Bridgnorth

Borough

Published in The History of Parliament: the House of Commons 1660-1690, ed. B.D. Henning, 1983
Available from Boydell and Brewer

Background Information

Right of Election:

in the freemen

Number of voters:

1,000 in 1710

Elections

DateCandidate
13 Apr. 1660SIR WALTER ACTON, Bt.
 JOHN BENNET
26 Mar. 1661SIR WILLIAM WHITMORE, Bt.
 JOHN BENNET
17 July 1663SIR THOMAS WHITMORE vice Bennet, deceased
21 Feb. 1679SIR THOMAS WHITMORE
 SIR WILLIAM WHITMORE, Bt.
 John Wolryche
22 Aug. 1679SIR WILLIAM WHITMORE, Bt.
 SIR THOMAS WHITMORE
14 Feb. 1681SIR WILLIAM WHITMORE, Bt.
 SIR THOMAS WHITMORE
30 Mar. 1685SIR WILLIAM WHITMORE, Bt.
 ROGER POPE
11 Jan. 1689SIR WILLIAM WHITMORE, Bt.
 SIR EDWARD ACTON, Bt.

Main Article

The dominant interests in Bridgnorth at the Restoration were the Whitmores and Actons, both seated within three miles of the borough and related by marriage. Their politics were in agreement in 1660, and, probably by arrangement, Sir William Whitmore stood for the county while John Bennet, his brother-in-law and Sir Walter Acton were returned for Bridgnorth. One observer reported that ‘such a spirit is there set up and so active in Bridgnorth, and even this whole county, that I am verily afraid there will scarcely be either knight or burgess chosen amongst us that is not a very high Royalist’. In fact, a week before the election General George Monck wrote to the bailiffs recommending John Thurloe, a person ‘of known ability and fidelity to public and national interests’, for one of the seats. However, Thomas Gilbert, the Congregational minister, returned the letter to Thurloe with a report of the borough’s mood. He wrote

Never was stone more impetuously hurried downward by the inward pressure of its own natural weight and the foreign impressed force of the strongest hand than the sevenfold greater part of Bridgnorth are by the native bent of their own inclination and overpowerful sway of their great landlords, meeting together, irresistibly carried on to an high Cavalier choice of both their burgesses.

He concluded

that the general’s writing would be so far from speeding your election that his standing would not have carried his own at Bridgnorth, except he would have declared himself absolutely for the King, without any such terms as they hear are about to be offered him.

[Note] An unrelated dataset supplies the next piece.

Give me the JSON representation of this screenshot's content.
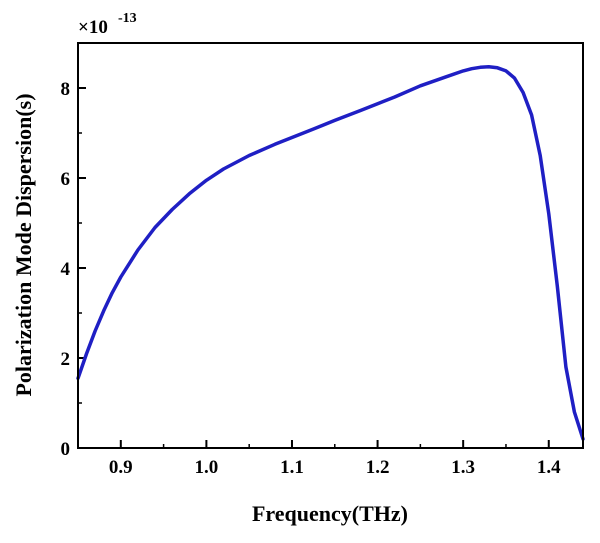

It is possible that Acton attempted to keep his seat at the election the following year when Whitmore was returned with Bennet, but there is no record of a contest. In 1662 the commissioners dismissed one of the bailiffs and seven aldermen and disfranchised ten ‘burgesses’. The Whitmores continued to exercise some indirect control over the corporation, organizing the non-resident ‘outvoters’, and a large number of resident freemen were their tenants. There was a report of a ‘long contest’ at the by-election following Bennet’s death; 182 new freemen were admitted in six weeks, but Whitmore’s brother was successful, and held the seat until his death. At the first election of 1679 the Whitmore interest was challenged by John Wolryche, the recorder, whose petition ‘complaining of undue practices in the bailiffs’ was never reported. The two brothers retained their seats throughout the exclusion crisis, though their politics diverged, and it was not until the Rye House Plot that the corporation produced a loyal address.1

Sir Thomas Whitmore died in 1683, and in 1685 his brother was returned with the courtier, Captain Roger Pope, who stood with the support of, and perhaps at the invitation of, the crown, and who had recently built an impressive house at Bridgnorth. In June 1688 the King’s agents declined to recommend candidates for Bridgnorth for the proposed Parliament because the corporation had a ‘quo warranto depending’. Although the charter had been surrendered, James, unable to win support from the local dissenters, simply renewed it ‘at charge’ in September. Sunderland, however, wrote directly to Pope to order him to stand. In the election to the Convention Sir Edward Acton, Wolryche’s successor as recorder, reasserted his interest and represented the borough without interruption until 1705.2

Author: J. S. Crossette

Notes

  • 1. Thurloe, vii. 888, 895; J. F. A. Mason, Bridgnorth, 26-27, 3233; Trans. Salop Arch. Soc. (ser. 4), v. 63; VCH Salop, iii. 276; CJ, ix. 578; London Gazette, 30 Aug. 1683.
  • 2. Mason, 27; G. Bellett, Antiqs. Bridgnorth, 196-7; CSP Dom. 168-9, pp. 261, 266, 276.